Kentucky Executes First Inmate In 9 Years
A Kentucky inmate who resisted all appeals to stop his execution was put to death Friday for murdering two young children.
In the state's first execution in nine years, Marco Allen Chapman was given a lethal injection at the Kentucky State Penitentiary. He was pronounced dead at 7:34 p.m. CST.
The 37-year-old pleaded guilty in 2004 to killing 7-year-old Chelbi Sharon and 6-year-old Cody Sharon in their northern Kentucky home in an attack that wounded their mother and another child. Chapman asked to be executed and fought for the right to fire his attorneys to clear the way.
"I'm sorry. I'm sorry," Chapman said to witnesses before his execution. He lifted his head off the gurney, looked into the victim's witness room and spoke.
"I just want you to know that I'm not a monster, but I committed a monstrous, evil act," Chapman said. "This is the man I am, willing to give his life."
His last words were "yes, sir," when the warden asked him if he was ready to proceed.
Carolyn Marksberry, who survived Chapman's attack in 2002 along with her daughter Courtney, said in a statement that the execution may allow her two slain children to "truly rest in peace."
"I believe the tears shed today should be for the victims of this crime, not Marco Chapman," Marksberry said in the statement. "Marco Chapman committed the crimes, accepted responsibility for those crimes and then decided his own fate."
Warden Tom Simpson read a lengthy statement on Chapman's behalf in which the condemned man apologized repeatedly for killing the children and attacking the family. Chapman said he considered the Marksberrys like family.
The execution took about 14 minutes. About two minutes after Simpson ordered it to start, Chapman took several short, rapid breaths, then was still.

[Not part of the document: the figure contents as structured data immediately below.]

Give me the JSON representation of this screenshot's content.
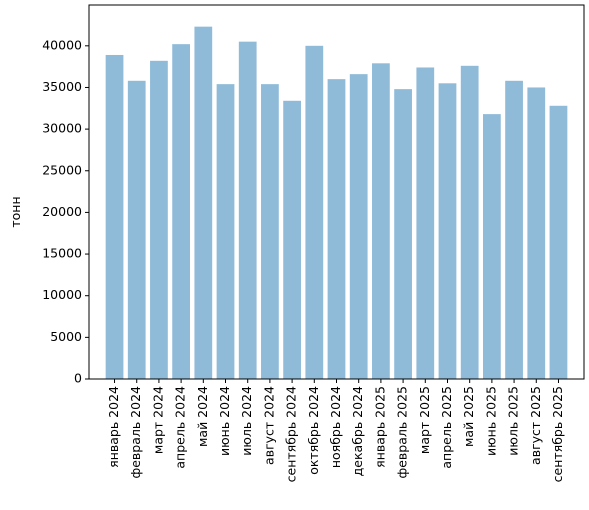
{
  "chart_data": {
    "type": "bar",
    "y_label": "тонн",
    "categories": [
      "январь 2024",
      "февраль 2024",
      "март 2024",
      "апрель 2024",
      "май 2024",
      "июнь 2024",
      "июль 2024",
      "август 2024",
      "сентябрь 2024",
      "октябрь 2024",
      "ноябрь 2024",
      "декабрь 2024",
      "январь 2025",
      "февраль 2025",
      "март 2025",
      "апрель 2025",
      "май 2025",
      "июнь 2025",
      "июль 2025",
      "август 2025",
      "сентябрь 2025"
    ],
    "values": [
      38900,
      35800,
      38200,
      40200,
      42300,
      35400,
      40500,
      35400,
      33400,
      40000,
      36000,
      36600,
      37900,
      34800,
      37400,
      35500,
      37600,
      31800,
      35800,
      35000,
      32800
    ],
    "color": "#8fbbd9",
    "ylim": [
      0,
      44900
    ],
    "yticks": [
      0,
      5000,
      10000,
      15000,
      20000,
      25000,
      30000,
      35000,
      40000
    ]
  }
}
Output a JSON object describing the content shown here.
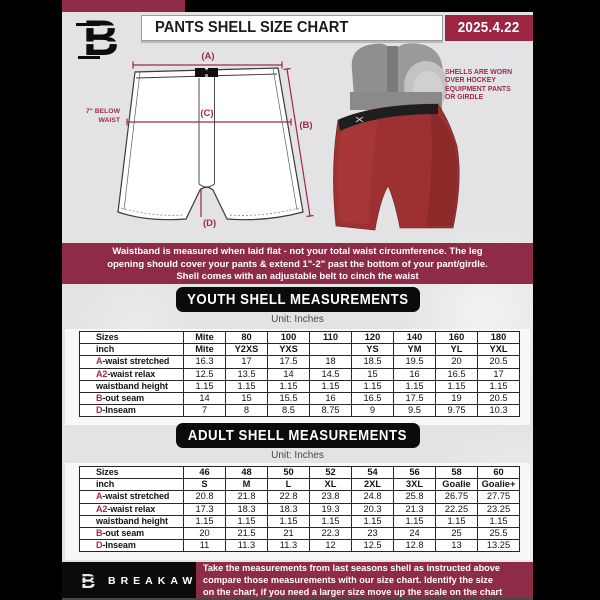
{
  "header": {
    "title": "PANTS SHELL SIZE CHART",
    "date": "2025.4.22"
  },
  "colors": {
    "maroon": "#8e2b47",
    "date_red": "#9d2544",
    "label_maroon": "#9c2b47",
    "page_gray": "#e3e3e5"
  },
  "diagram": {
    "label_a": "(A)",
    "label_b": "(B)",
    "label_c": "(C)",
    "label_d": "(D)",
    "waist_note": [
      "7\" BELOW",
      "WAIST"
    ],
    "photo_caption": [
      "SHELLS ARE WORN",
      "OVER HOCKEY",
      "EQUIPMENT PANTS",
      "OR GIRDLE"
    ]
  },
  "notice_banner": {
    "lines": [
      "Waistband is measured when laid flat - not your total waist circumference. The leg",
      "opening should cover your pants & extend 1\"-2\" past the bottom of your pant/girdle.",
      "Shell comes with an adjustable belt to cinch the waist"
    ]
  },
  "youth": {
    "heading": "YOUTH SHELL MEASUREMENTS",
    "unit": "Unit: Inches",
    "rows": [
      {
        "prefix": "",
        "label": "Sizes",
        "header": true,
        "values": [
          "Mite",
          "80",
          "100",
          "110",
          "120",
          "140",
          "160",
          "180"
        ]
      },
      {
        "prefix": "",
        "label": "inch",
        "header": true,
        "values": [
          "Mite",
          "Y2XS",
          "YXS",
          "",
          "YS",
          "YM",
          "YL",
          "YXL"
        ]
      },
      {
        "prefix": "A",
        "label": "-waist stretched",
        "values": [
          "16.3",
          "17",
          "17.5",
          "18",
          "18.5",
          "19.5",
          "20",
          "20.5"
        ]
      },
      {
        "prefix": "A2",
        "label": "-waist relax",
        "values": [
          "12.5",
          "13.5",
          "14",
          "14.5",
          "15",
          "16",
          "16.5",
          "17"
        ]
      },
      {
        "prefix": "",
        "label": "waistband height",
        "values": [
          "1.15",
          "1.15",
          "1.15",
          "1.15",
          "1.15",
          "1.15",
          "1.15",
          "1.15"
        ]
      },
      {
        "prefix": "B",
        "label": "-out seam",
        "values": [
          "14",
          "15",
          "15.5",
          "16",
          "16.5",
          "17.5",
          "19",
          "20.5"
        ]
      },
      {
        "prefix": "D",
        "label": "-Inseam",
        "values": [
          "7",
          "8",
          "8.5",
          "8.75",
          "9",
          "9.5",
          "9.75",
          "10.3"
        ]
      }
    ]
  },
  "adult": {
    "heading": "ADULT SHELL MEASUREMENTS",
    "unit": "Unit: Inches",
    "rows": [
      {
        "prefix": "",
        "label": "Sizes",
        "header": true,
        "values": [
          "46",
          "48",
          "50",
          "52",
          "54",
          "56",
          "58",
          "60"
        ]
      },
      {
        "prefix": "",
        "label": "inch",
        "header": true,
        "values": [
          "S",
          "M",
          "L",
          "XL",
          "2XL",
          "3XL",
          "Goalie",
          "Goalie+"
        ]
      },
      {
        "prefix": "A",
        "label": "-waist stretched",
        "values": [
          "20.8",
          "21.8",
          "22.8",
          "23.8",
          "24.8",
          "25.8",
          "26.75",
          "27.75"
        ]
      },
      {
        "prefix": "A2",
        "label": "-waist relax",
        "values": [
          "17.3",
          "18.3",
          "18.3",
          "19.3",
          "20.3",
          "21.3",
          "22.25",
          "23.25"
        ]
      },
      {
        "prefix": "",
        "label": "waistband height",
        "values": [
          "1.15",
          "1.15",
          "1.15",
          "1.15",
          "1.15",
          "1.15",
          "1.15",
          "1.15"
        ]
      },
      {
        "prefix": "B",
        "label": "-out seam",
        "values": [
          "20",
          "21.5",
          "21",
          "22.3",
          "23",
          "24",
          "25",
          "25.5"
        ]
      },
      {
        "prefix": "D",
        "label": "-Inseam",
        "values": [
          "11",
          "11.3",
          "11.3",
          "12",
          "12.5",
          "12.8",
          "13",
          "13.25"
        ]
      }
    ]
  },
  "footer": {
    "brand": "BREAKAWAY",
    "lines": [
      "Take the measurements from last seasons shell as instructed above",
      "compare those measurements  with our size chart. Identify the size",
      "on the chart, if you need a larger size move up the scale on the chart"
    ]
  }
}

On a field in the back of the prison, nearly a dozen death penalty opponents braved near-freezing temperatures for a candlelight vigil.
"This was a state-assisted suicide," said Kaye Gallagher, a coordinator for the Kentucky Coalition to Abolish the Death Penalty.
Chapman took a Bible, writing materials and a television to the execution house Thursday, said Lisa Lamb, a spokeswoman for the Kentucky Department of Corrections. He requested a last meal of a 32-ounce sirloin steak, 20 butterfly shrimp, salad, iced tea and a banana cream pie.
His remains were to be cremated and turned over to family members, Lamb said.
Kentucky has executed two people since states resumed the practice in 1977 after a four-year court-mandated layoff. Harold McQueen was put to death in the electric chair in 1997 for the shooting of a Richmond store clerk. Eddie Lee Harper waived the remainder of his appeals in 1999 for the killing of his adoptive parents in Louisville in 1982.
Executions in Kentucky, and elsewhere around the country were halted for nearly a year while the U.S. Supreme Court considered a challenge to Kentucky's lethal injection protocol.
The high court in April turned away the challenge, which sought to have the drug cocktail used by Kentucky and nearly three dozen other states declared cruel and unusual punishment.